We have three tents at C2 7500m. They are perched on a shelf cut into the snow at the top of the long snow slope of the north ridge. There is about a 10inch ledge on the outer edge of this shelf and then the north ridge drops away for a couple of kilometres. One slip moving around here and the next stop would be ABC over 3000ft below without stopping at C1 enroute. Take care when popping out for a pee here.

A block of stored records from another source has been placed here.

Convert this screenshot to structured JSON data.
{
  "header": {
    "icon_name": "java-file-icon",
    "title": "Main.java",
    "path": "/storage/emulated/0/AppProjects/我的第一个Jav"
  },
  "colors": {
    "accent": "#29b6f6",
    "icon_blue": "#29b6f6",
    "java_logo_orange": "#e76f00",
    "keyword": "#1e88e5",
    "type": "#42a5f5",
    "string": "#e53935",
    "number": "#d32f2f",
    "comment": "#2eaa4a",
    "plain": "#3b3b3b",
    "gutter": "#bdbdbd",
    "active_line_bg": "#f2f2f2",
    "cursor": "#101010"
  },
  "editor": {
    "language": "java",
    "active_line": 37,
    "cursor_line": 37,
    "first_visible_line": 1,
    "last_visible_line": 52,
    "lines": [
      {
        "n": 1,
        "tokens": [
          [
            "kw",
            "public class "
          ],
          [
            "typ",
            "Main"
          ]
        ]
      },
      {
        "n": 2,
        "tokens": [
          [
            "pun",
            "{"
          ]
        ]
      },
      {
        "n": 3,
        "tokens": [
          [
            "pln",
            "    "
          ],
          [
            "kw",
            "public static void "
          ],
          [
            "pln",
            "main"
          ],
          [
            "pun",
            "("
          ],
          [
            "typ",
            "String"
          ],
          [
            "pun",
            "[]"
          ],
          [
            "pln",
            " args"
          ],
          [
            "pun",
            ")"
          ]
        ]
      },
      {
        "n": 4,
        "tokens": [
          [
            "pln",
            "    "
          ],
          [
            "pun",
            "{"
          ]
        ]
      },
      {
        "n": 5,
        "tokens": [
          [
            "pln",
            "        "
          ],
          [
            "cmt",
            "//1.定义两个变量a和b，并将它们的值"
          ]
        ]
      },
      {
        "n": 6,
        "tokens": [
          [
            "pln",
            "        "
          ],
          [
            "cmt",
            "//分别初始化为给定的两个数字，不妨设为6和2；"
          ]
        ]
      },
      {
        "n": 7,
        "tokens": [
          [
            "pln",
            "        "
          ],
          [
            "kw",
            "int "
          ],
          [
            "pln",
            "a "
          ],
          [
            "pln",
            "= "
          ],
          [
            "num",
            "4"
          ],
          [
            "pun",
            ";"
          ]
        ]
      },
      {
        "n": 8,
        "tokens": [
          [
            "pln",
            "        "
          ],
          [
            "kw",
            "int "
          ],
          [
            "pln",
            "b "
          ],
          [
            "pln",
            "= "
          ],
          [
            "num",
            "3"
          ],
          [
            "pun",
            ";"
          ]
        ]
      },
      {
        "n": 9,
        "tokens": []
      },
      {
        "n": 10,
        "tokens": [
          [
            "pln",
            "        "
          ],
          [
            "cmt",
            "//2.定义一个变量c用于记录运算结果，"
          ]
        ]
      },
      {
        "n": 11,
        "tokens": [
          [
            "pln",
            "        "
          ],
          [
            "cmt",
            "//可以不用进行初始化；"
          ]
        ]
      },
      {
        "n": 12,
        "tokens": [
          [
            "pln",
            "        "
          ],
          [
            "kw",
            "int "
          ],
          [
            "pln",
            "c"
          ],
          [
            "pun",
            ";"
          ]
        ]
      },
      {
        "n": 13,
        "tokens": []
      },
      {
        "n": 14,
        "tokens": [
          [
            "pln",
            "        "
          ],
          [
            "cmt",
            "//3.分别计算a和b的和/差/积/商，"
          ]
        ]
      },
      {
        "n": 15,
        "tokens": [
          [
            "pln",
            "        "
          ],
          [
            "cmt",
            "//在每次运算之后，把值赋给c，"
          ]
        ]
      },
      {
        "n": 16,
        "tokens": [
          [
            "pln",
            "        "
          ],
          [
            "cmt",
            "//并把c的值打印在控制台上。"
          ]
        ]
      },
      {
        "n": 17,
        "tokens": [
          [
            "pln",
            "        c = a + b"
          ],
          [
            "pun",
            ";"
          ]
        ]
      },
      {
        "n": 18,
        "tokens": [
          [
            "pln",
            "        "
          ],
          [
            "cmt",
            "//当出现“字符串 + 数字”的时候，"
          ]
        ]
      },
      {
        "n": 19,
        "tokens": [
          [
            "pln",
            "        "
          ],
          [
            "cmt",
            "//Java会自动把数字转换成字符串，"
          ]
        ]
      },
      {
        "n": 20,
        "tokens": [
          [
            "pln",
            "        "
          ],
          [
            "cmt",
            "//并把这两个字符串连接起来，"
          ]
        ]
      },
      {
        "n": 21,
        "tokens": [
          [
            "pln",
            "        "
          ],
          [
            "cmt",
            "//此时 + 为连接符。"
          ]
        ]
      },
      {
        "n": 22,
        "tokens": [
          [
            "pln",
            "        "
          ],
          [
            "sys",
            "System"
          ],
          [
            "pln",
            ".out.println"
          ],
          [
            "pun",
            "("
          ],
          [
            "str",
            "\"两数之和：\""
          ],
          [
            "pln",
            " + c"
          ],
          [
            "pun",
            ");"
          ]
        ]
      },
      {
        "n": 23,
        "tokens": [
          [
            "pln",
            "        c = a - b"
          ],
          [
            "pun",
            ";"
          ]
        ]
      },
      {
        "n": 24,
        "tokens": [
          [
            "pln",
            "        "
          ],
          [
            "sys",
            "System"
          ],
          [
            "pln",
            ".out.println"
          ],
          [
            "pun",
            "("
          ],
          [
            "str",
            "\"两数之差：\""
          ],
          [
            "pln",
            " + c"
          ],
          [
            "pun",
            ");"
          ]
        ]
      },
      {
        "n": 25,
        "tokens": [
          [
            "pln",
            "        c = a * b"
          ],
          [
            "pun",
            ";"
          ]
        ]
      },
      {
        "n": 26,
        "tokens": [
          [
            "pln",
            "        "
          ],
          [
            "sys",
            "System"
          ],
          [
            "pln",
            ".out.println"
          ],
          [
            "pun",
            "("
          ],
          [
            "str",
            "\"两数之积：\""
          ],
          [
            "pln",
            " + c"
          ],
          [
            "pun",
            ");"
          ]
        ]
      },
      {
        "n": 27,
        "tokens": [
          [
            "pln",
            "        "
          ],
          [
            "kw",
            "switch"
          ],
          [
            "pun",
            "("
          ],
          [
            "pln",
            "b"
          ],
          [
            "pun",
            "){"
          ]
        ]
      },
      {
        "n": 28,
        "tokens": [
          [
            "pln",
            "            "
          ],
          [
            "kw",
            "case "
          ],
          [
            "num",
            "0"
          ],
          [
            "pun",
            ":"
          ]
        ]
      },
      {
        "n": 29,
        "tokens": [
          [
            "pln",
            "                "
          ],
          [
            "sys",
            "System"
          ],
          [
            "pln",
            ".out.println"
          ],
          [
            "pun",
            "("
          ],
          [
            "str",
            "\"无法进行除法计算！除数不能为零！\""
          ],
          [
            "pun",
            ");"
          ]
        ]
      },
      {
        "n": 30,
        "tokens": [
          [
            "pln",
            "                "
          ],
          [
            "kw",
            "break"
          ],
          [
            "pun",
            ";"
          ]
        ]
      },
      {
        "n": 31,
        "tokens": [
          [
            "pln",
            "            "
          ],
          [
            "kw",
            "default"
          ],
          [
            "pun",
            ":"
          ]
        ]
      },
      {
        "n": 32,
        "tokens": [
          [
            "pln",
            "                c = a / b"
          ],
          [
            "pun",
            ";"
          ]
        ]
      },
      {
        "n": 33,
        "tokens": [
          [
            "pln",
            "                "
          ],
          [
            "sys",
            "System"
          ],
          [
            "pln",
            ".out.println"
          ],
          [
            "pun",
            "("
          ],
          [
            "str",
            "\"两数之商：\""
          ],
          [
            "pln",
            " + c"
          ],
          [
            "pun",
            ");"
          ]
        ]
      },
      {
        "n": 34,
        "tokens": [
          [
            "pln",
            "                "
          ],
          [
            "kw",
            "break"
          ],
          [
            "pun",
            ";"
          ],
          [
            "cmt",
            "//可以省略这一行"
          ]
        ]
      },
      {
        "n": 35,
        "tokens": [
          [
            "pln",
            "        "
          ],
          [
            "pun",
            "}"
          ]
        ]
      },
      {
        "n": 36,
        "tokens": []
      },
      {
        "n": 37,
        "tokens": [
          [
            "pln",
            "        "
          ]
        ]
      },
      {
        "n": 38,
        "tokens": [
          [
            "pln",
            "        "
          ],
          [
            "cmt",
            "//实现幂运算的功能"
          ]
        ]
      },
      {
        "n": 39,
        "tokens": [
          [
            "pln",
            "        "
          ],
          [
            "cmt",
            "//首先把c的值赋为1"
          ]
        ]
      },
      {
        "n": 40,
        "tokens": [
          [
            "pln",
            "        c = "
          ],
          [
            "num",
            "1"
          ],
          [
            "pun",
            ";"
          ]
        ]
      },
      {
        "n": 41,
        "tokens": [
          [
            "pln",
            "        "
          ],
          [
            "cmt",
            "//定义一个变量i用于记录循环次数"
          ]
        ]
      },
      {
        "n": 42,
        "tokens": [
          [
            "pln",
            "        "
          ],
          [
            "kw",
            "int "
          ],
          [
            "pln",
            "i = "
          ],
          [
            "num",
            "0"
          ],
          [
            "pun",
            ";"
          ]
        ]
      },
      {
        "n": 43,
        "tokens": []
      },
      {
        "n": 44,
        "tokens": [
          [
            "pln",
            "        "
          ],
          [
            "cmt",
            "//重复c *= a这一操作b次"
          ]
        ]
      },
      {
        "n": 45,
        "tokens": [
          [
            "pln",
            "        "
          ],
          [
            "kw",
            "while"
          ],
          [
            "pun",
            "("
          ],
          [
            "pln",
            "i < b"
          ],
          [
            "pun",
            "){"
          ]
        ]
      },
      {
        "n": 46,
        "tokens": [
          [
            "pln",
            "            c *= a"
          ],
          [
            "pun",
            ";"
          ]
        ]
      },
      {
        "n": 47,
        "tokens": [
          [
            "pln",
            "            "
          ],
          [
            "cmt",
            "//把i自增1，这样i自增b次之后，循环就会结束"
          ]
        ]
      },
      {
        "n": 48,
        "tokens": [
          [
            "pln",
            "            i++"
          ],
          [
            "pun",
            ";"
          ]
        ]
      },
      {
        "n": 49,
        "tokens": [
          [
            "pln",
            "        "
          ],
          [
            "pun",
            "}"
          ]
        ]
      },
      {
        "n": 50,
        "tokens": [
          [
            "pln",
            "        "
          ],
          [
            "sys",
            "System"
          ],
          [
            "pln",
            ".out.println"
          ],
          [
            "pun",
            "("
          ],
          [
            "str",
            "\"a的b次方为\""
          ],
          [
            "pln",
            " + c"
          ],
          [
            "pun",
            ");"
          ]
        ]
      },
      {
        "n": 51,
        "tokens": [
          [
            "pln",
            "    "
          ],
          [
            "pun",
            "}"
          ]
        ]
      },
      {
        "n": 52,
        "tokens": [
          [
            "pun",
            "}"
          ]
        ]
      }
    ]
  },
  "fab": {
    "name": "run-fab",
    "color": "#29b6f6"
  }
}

We hoped to get away up to C3 this morning but the weather is horrendous. The wind is hammering us down with 50knot blowing continuously. The snow is being driven like knives into our flesh. The tents are being buried persistently inspite of battling to dig them out. Tony's tent gets socked in completely because of its position in the line. He has to make breathing holes through the drifts by poking out a ski pole regularly.
It was this idea that allowed him to burrow a hole from his tent to Kieron and Ivan's tent to pass them the emergency radio. The radio was passed over on the end of a ski pole in a bag. Chris has the main radio and Tony's lonely spot had been relieved by listening to radio schedules. But Kieron and Ivan had been feeling a little cut off from communications and news. Tony had been trying to relay info by yelling across the six foot gap but the Everest wind was just whipping the words away into the Rongbuk.

Food is running low by now due to the two extra days at altitude and the bad weather is worrying everyone with its impact on the schedule. Russ is so concerned he goes down from the Col to ABC for a further weather update and the news is not good. In the early afternoon he radios C2 and pulls the plug. We have approx. 5hrs of daylight to descend to C1 dump all the down gear and rerig with goretex to drop down to ABC. There isn't much time for debate but everyone was wrestling with the phsychological impact - does this mean our summit attempts are over or is there time for another attempt. Even if there is time for another attempt will our bodies have any reserve left to deliver it. This is a nightmare. Surely its not all over.